Image to Video
Generate a video clip that begins from a start-frame image. Describe the camera, scene, subject, action, environment, style, and lighting you want, and optionally generate audio inside the clip.

How It Works
AI generates a video clip beginning from the selected or uploaded Start Frame Image. You can prompt a detailed description of the video — camera, scene, subject, action, environment, style, lighting — and optionally generate audio within the video.
How to Use
Step 1 — Select or Upload a Start Frame Image
Select an image and click Next. This image will be used as the start frame of the generated video. Pick an image that will lively and naturally start moving.
You may open gallery tabs My Assets (images previously uploaded to the brand), Text to Image, Reimagination, or Scene Forge (AI-generated images), and select an image.
Alternatively, click Upload Asset to upload your own start frame image (PNG or JPEG).
Best Practices
- Aspect ratio (recommended): 16:9 (landscape) or 9:16 (portrait).
- Resolution (recommended minimum): 1920×1080 (landscape) or 1080×1920 (portrait).
- Avoid images with children, minors, or celebrities. Video generation may be blocked by AI content-safety filters.
Step 2 — Set Parameters
- Orientation: Select the video aspect ratio — 16:9 (landscape) or 9:16 (portrait).
- Note: Walmart video campaigns only accept 16:9 aspect ratio.
- Audio: Toggle Enable Audio if needed (default: OFF).
- Video Model: Select the AI video generation model. Default: Optimized. See Video Models below.
Video Models
Choose the model that best fits your quality, speed, and length needs. Optimized is the default and a good starting point. Each model shows its quality, speed, and default length in the selector.
| Model | Quality | Speed | Default Length |
|---|---|---|---|
| Optimized (default) | Premium | Standard | 8s |
| Seedance 2.0 | Premium | Standard | 8s or 15s |
| Kling 3.0 Omni Pro | Premium | Slow | 15s |
| Veo 3.1 | Premium | Standard | 8s |
| Grok Imagine Video | High | Fast | 15s |
| PixVerse V6 | Standard | Standard | 15s |
Notes:
- Duration: Only Seedance 2.0 lets you choose the length (8s or 15s). All other models use a fixed length.
- End Frame: All models except Grok Imagine Video support an optional end frame for start-to-end interpolation.
- Prompt enhancement is available on Optimized and Veo 3.1.

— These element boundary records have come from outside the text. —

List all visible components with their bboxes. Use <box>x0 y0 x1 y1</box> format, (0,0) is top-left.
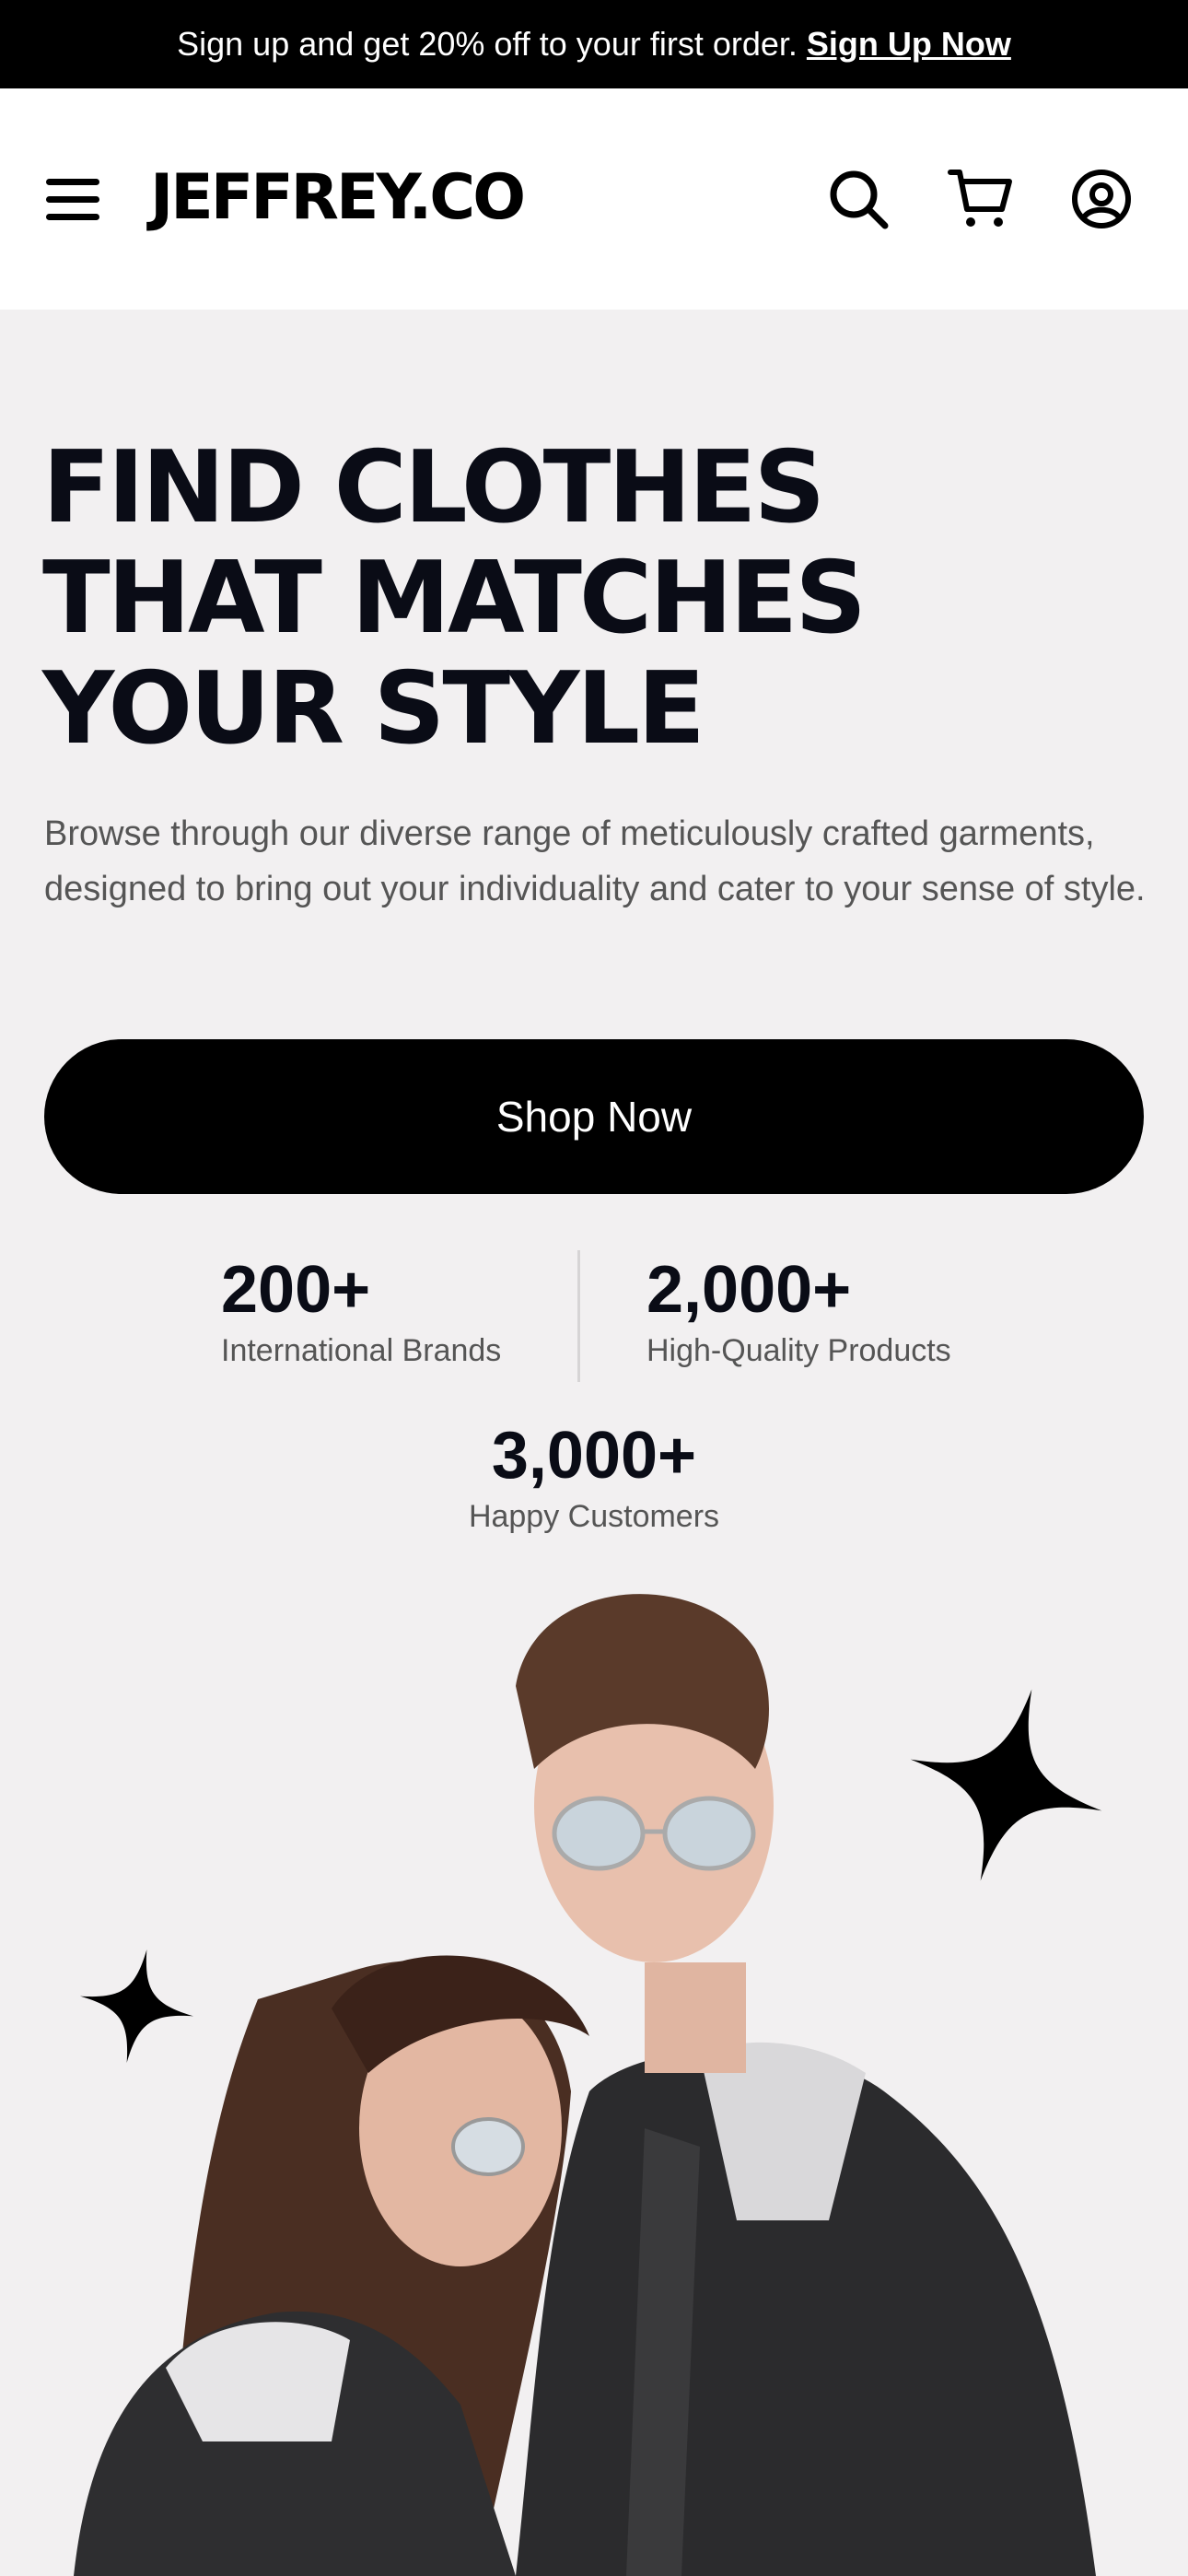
site-logo[interactable]: JEFFREY.CO <box>150 157 526 240</box>
stat-label: International Brands <box>221 1333 502 1368</box>
shop-now-button[interactable]: Shop Now <box>44 1039 1144 1194</box>
stat-value: 200+ <box>221 1253 371 1327</box>
hero-description: Browse through our diverse range of meti… <box>44 814 1146 908</box>
cart-icon[interactable] <box>943 162 1017 236</box>
stat-value: 3,000+ <box>491 1419 697 1493</box>
hero-title-line: YOUR STYLE <box>42 651 705 767</box>
sign-up-link[interactable]: Sign Up Now <box>807 25 1011 64</box>
stat-customers: 3,000+ Happy Customers <box>464 1419 724 1535</box>
menu-icon[interactable] <box>42 171 103 227</box>
promo-bar: Sign up and get 20% off to your first or… <box>0 0 1188 88</box>
site-header: JEFFREY.CO <box>0 88 1188 310</box>
stat-divider <box>577 1250 580 1382</box>
promo-text: Sign up and get 20% off to your first or… <box>177 25 798 63</box>
account-icon[interactable] <box>1065 162 1138 236</box>
sparkle-icon <box>910 1689 1102 1881</box>
stat-label: Happy Customers <box>468 1499 720 1534</box>
stat-products: 2,000+ High-Quality Products <box>646 1253 951 1369</box>
stat-value: 2,000+ <box>646 1253 852 1327</box>
hero-image <box>0 1575 1188 2576</box>
hero-title-line: THAT MATCHES <box>42 541 867 656</box>
stat-label: High-Quality Products <box>646 1333 951 1368</box>
sparkle-icon <box>79 1949 194 2064</box>
search-icon[interactable] <box>821 162 895 236</box>
stat-brands: 200+ International Brands <box>221 1253 501 1369</box>
hero-title-line: FIND CLOTHES <box>42 430 825 545</box>
hero-title: FIND CLOTHES THAT MATCHES YOUR STYLE <box>42 433 1147 765</box>
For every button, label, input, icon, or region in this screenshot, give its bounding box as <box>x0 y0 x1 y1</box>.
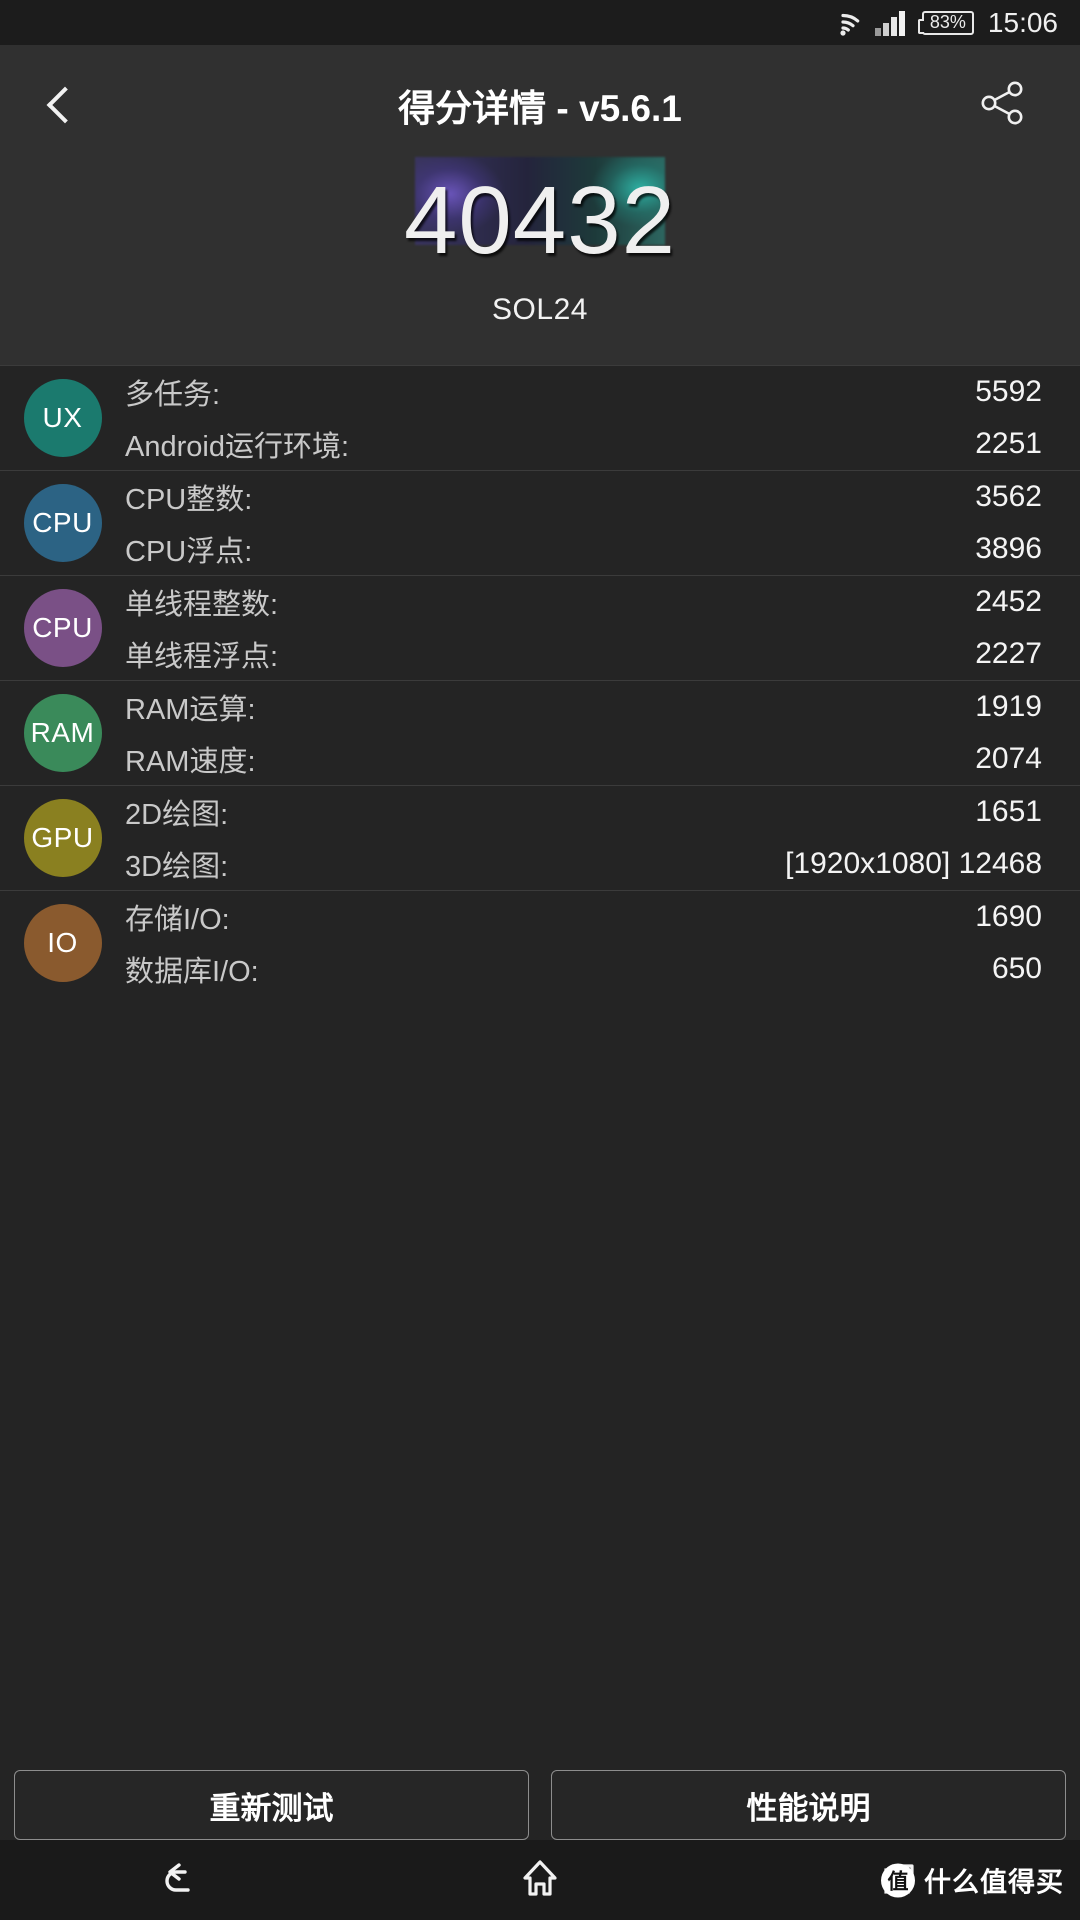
nav-back-button[interactable] <box>0 1856 360 1905</box>
score-row-value: 2452 <box>975 585 1042 618</box>
title-bar: 得分详情 - v5.6.1 <box>0 45 1080 165</box>
score-display: 40432 <box>0 157 1080 277</box>
score-rows: RAM运算: 1919 RAM速度: 2074 <box>125 681 1080 785</box>
score-row-value: 5592 <box>975 375 1042 408</box>
nav-home-icon <box>518 1856 562 1905</box>
score-row-label: 单线程浮点: <box>125 641 279 673</box>
badge-cell: UX <box>0 379 125 457</box>
score-hero: 40432 SOL24 <box>0 157 1080 365</box>
score-row-label: 存储I/O: <box>125 904 230 936</box>
page-title: 得分详情 - v5.6.1 <box>398 88 682 129</box>
score-row-label: CPU整数: <box>125 484 253 516</box>
score-row: RAM运算: 1919 <box>125 681 1042 733</box>
score-row: 3D绘图: [1920x1080] 12468 <box>125 838 1042 890</box>
score-row-value: 3896 <box>975 532 1042 565</box>
score-row-label: 2D绘图: <box>125 799 229 831</box>
score-group-list: UX 多任务: 5592 Android运行环境: 2251 CPU CPU整数: 3562 C… <box>0 365 1080 995</box>
score-row-label: RAM运算: <box>125 694 256 726</box>
badge-cell: CPU <box>0 484 125 562</box>
score-row-value: 1690 <box>975 900 1042 933</box>
back-button[interactable] <box>0 45 120 165</box>
score-rows: 单线程整数: 2452 单线程浮点: 2227 <box>125 576 1080 680</box>
category-badge-icon: CPU <box>23 589 102 667</box>
score-row-value: 2074 <box>975 742 1042 775</box>
watermark-logo-icon: 值 <box>881 1863 915 1897</box>
score-row: 单线程整数: 2452 <box>125 576 1042 628</box>
badge-cell: CPU <box>0 589 125 667</box>
status-clock: 15:06 <box>987 6 1058 38</box>
category-badge-icon: GPU <box>23 799 102 877</box>
score-rows: CPU整数: 3562 CPU浮点: 3896 <box>125 471 1080 575</box>
app-screen: 83% 15:06 得分详情 - v5.6.1 40432 SOL24 UX 多… <box>0 0 1080 1920</box>
score-row-label: RAM速度: <box>125 746 256 778</box>
score-row: 单线程浮点: 2227 <box>125 628 1042 680</box>
score-row-label: Android运行环境: <box>125 431 350 463</box>
score-group: CPU 单线程整数: 2452 单线程浮点: 2227 <box>0 575 1080 680</box>
category-badge-icon: RAM <box>23 694 102 772</box>
score-row-label: 3D绘图: <box>125 851 229 883</box>
badge-cell: RAM <box>0 694 125 772</box>
badge-cell: IO <box>0 904 125 982</box>
site-watermark: 值 什么值得买 <box>881 1861 1064 1900</box>
total-score: 40432 <box>404 167 676 274</box>
score-row-value: 2227 <box>975 637 1042 670</box>
badge-cell: GPU <box>0 799 125 877</box>
category-badge-icon: CPU <box>23 484 102 562</box>
score-row-value: 1651 <box>975 795 1042 828</box>
score-row: CPU浮点: 3896 <box>125 523 1042 575</box>
share-button[interactable] <box>948 45 1058 165</box>
performance-info-button[interactable]: 性能说明 <box>551 1770 1066 1840</box>
retest-button[interactable]: 重新测试 <box>14 1770 529 1840</box>
wifi-icon <box>826 10 860 36</box>
score-row-value: 650 <box>991 952 1042 985</box>
cellular-signal-icon <box>874 10 908 36</box>
score-row-label: CPU浮点: <box>125 536 253 568</box>
score-row-value: [1920x1080] 12468 <box>785 847 1042 880</box>
score-row-value: 2251 <box>975 427 1042 460</box>
status-bar: 83% 15:06 <box>0 0 1080 45</box>
footer-actions: 重新测试 性能说明 <box>0 1770 1080 1840</box>
score-row: CPU整数: 3562 <box>125 471 1042 523</box>
score-rows: 2D绘图: 1651 3D绘图: [1920x1080] 12468 <box>125 786 1080 890</box>
device-model-label: SOL24 <box>492 293 588 326</box>
nav-back-icon <box>158 1856 202 1905</box>
score-rows: 多任务: 5592 Android运行环境: 2251 <box>125 366 1080 470</box>
score-rows: 存储I/O: 1690 数据库I/O: 650 <box>125 891 1080 995</box>
score-row: Android运行环境: 2251 <box>125 418 1042 470</box>
score-group: CPU CPU整数: 3562 CPU浮点: 3896 <box>0 470 1080 575</box>
score-row: 2D绘图: 1651 <box>125 786 1042 838</box>
watermark-text: 什么值得买 <box>924 1867 1064 1898</box>
back-chevron-icon <box>46 86 84 124</box>
category-badge-icon: UX <box>23 379 102 457</box>
score-row: 存储I/O: 1690 <box>125 891 1042 943</box>
score-row-label: 数据库I/O: <box>125 956 259 988</box>
nav-home-button[interactable] <box>360 1856 720 1905</box>
battery-indicator: 83% <box>917 10 974 35</box>
score-row-value: 3562 <box>975 480 1042 513</box>
score-row: RAM速度: 2074 <box>125 733 1042 785</box>
score-row-value: 1919 <box>975 690 1042 723</box>
system-nav-bar: 值 什么值得买 <box>0 1840 1080 1920</box>
score-group: RAM RAM运算: 1919 RAM速度: 2074 <box>0 680 1080 785</box>
category-badge-icon: IO <box>23 904 102 982</box>
score-group: IO 存储I/O: 1690 数据库I/O: 650 <box>0 890 1080 995</box>
battery-percent-label: 83% <box>929 12 966 32</box>
score-group: GPU 2D绘图: 1651 3D绘图: [1920x1080] 12468 <box>0 785 1080 890</box>
score-group: UX 多任务: 5592 Android运行环境: 2251 <box>0 365 1080 470</box>
score-row: 数据库I/O: 650 <box>125 943 1042 995</box>
score-row-label: 多任务: <box>125 379 221 411</box>
score-row: 多任务: 5592 <box>125 366 1042 418</box>
score-row-label: 单线程整数: <box>125 589 279 621</box>
share-icon <box>978 78 1028 133</box>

Step 3 — Write your Prompt
Describe the video you want to generate as precisely as possible in the Text Prompt.
Limitations
- Max 2,000 characters.
- Avoid children, minors, or celebrities. Video generation may be blocked by AI content-safety filters.
Best Practices — structure these elements
- Camera:
- Composition: e.g., "wide shot", "close-up".
- Angle: "eye level", "low-angle", "high-angle".
- Motion: e.g., "dolly", "pan", "zoom in", "stationary", "arc shot", "chase".
- Lens Effects: "shallow depth of field", "sharp focus", "focused on product".
- Scene: e.g., "no scene transitions/cuts", "keep full subject in frame throughout the entire video".
- Subject: what/who the main product or character is. If they already appear in the Start Frame Image, only add necessary details to avoid contradictions.
- Action: what the subjects are doing.
- Environment / Background.
- Style: e.g., "photorealistic", "cinematic", "live action".
- Lighting: e.g., "natural soft indoor lighting".
- Audio (if enabled):
- Dialogue: use quotation marks for specific speech (e.g., The woman excitedly says "I'll come again!").
- Ambient Sound: e.g., "wind calmly blowing", "chats in a cafe".
- Sound Effects (SFX): e.g., "thunder in the distance".
- BGM: background music type. Prompt "No BGM" if BGM is not wanted.
Align Prompt with Start Frame Image — the prompt needs to align with the selected or uploaded Start Frame Image. Avoid prompts that contradict the image (e.g., prompting "sunlight" while the image looks indoors). Video AI may get confused and produce sudden, unintended scene transitions.